Clark drew a comparison to the physical security standard in his support for the order. “With the physical security standard, we weren’t telling NERC to tell fence builders how to build their fences, which would be beyond our authority, but rather to come up with a standard so that utilities can incorporate those best practices to ensure physical security of the grid.”

LaFleur Issues Lengthy Dissent

It was this flexibility that led Commissioner Cheryl LaFleur to vote against the order. “I recognize that today’s order on the face appears to afford a great deal of flexibility, but I believe that flexibility is in fact a lack of guidance on the issue we’re addressing,” she said at the open meeting.

LaFleur argued that the rule should have been issued as a NOPR instead to allow more input from stakeholders.

FERC first issued a NOPR addressing cybersecurity, including supply chain management, almost exactly a year ago. While the commission approved seven NERC-proposed standards in the NOPR in January, it held off on addressing the supply chain, holding a technical conference later that month. (See FERC Postpones Action on Supply Chain Protections.)

FERC on Thursday also denied a request for rehearing of its approval of the seven standards (RM15-14-001).

Commissioner Colette Honorable noted that FERC received comments from 34 parties on the NOPR and 24 additional post-technical conference comments. “I think our work in this particular effort demonstrates that we did heed the concerns raised by industry, government, vendors, folks in academia and others,” she said.

“It is worth noting,” LaFleur wrote in a four-page dissent, “that the four objectives that will define the scope and content of the standard were not identified in the supply chain NOPR. Therefore, even though the final rule reflects feedback received on the supply chain NOPR, and is not obviously inconsistent with the supply chain NOPR, no party has yet had an opportunity to comment on those objectives or consider how they could be translated into an effective and enforceable standard.”

And in a rare — albeit low-key and brief — debate at an open meeting, LaFleur rebutted Clark’s comparison of the new rule to the physical security standard. Clark said the latter standard had a quicker turnaround than FERC had required, while there has been “significantly more comment … and process leading up to this particular order.”

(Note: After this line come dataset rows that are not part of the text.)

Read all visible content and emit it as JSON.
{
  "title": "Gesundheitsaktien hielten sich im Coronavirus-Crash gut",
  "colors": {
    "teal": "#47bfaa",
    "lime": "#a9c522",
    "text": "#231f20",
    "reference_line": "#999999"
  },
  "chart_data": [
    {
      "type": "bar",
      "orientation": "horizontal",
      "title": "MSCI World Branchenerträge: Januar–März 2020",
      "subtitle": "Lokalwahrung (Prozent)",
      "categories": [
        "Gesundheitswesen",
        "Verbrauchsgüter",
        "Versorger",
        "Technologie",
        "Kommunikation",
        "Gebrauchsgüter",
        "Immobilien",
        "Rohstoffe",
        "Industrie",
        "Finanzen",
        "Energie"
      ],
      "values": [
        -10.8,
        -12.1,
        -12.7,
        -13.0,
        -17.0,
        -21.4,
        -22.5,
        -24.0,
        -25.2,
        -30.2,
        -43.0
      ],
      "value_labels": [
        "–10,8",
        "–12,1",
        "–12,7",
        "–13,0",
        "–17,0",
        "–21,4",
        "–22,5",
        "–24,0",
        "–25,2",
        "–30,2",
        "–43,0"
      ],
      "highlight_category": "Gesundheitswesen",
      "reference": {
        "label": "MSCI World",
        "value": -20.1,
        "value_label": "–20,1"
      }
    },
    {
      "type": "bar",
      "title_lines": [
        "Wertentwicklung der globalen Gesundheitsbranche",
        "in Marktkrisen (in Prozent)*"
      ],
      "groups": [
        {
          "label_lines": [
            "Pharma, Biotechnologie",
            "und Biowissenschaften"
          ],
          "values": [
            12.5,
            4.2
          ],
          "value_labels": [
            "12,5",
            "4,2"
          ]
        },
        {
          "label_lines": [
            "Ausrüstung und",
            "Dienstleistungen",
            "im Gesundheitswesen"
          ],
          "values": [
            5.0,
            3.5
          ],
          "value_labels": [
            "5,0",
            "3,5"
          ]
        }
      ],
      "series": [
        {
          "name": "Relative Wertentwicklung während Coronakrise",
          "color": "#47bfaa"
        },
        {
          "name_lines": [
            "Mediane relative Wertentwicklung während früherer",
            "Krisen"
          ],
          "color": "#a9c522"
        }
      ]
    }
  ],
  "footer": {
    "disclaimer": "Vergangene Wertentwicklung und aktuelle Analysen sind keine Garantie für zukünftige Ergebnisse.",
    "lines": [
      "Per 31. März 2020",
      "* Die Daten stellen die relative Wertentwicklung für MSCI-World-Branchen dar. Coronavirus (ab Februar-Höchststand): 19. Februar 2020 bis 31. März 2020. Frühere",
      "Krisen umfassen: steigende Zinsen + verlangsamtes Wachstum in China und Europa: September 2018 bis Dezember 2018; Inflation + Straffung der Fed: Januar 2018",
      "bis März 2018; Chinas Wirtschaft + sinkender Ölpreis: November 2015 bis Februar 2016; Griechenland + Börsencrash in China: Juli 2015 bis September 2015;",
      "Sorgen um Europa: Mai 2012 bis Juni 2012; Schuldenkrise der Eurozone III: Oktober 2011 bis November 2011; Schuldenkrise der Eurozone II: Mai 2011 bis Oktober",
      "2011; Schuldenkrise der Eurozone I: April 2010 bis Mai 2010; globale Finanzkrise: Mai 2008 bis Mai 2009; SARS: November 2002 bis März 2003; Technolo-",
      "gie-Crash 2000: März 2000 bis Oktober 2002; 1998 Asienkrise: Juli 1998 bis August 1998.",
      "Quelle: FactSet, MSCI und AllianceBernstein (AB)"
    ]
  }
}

“Although the timeline was short, I thought that was actually an example of very focused outreach in advance,” LaFleur said. “We actually ordered the Office of Electric Reliability to work with NERC on the structure of the standard before we issued the directive and [to] agree in advance on a timeline. And as a result, I think we issued — even though we didn’t say ‘build a fence’ — a pretty focused standard, and they complied pretty quickly.

“But of course reasonable minds can differ.”

The rule will take effect 60 days after its publication in the Federal Register. NERC will then have a year to submit the standard.

Further Cybersecurity Measures

FERC also issued a Notice of Inquiry on Thursday seeking comment on potentially revising CIP standards to address separating the Internet and industrial control systems in transmission control centers (RM16-18).

The notice is in response to last year’s cyberattack in Ukraine, in which hackers, likely from the Russian government, infected three Ukrainian utilities with the BlackEnergy virus. Workers at the utilities downloaded seemingly innocent Microsoft Office files that had been emailed to them and enabled macros that allowed the hackers to gain control of the companies’ cyber systems, eventually knocking out power to 225,000 customers in the country. (See How a ‘Phantom Mouse’ and Weaponized Excel Files Brought Down Ukraine’s Grid.)

In its report on the incident, the Department of Homeland Security recommended, among other measures, isolating industrial control systems from the Internet and other unsecured networks at control centers. FERC seeks comment on any potential impacts on the grid from doing this.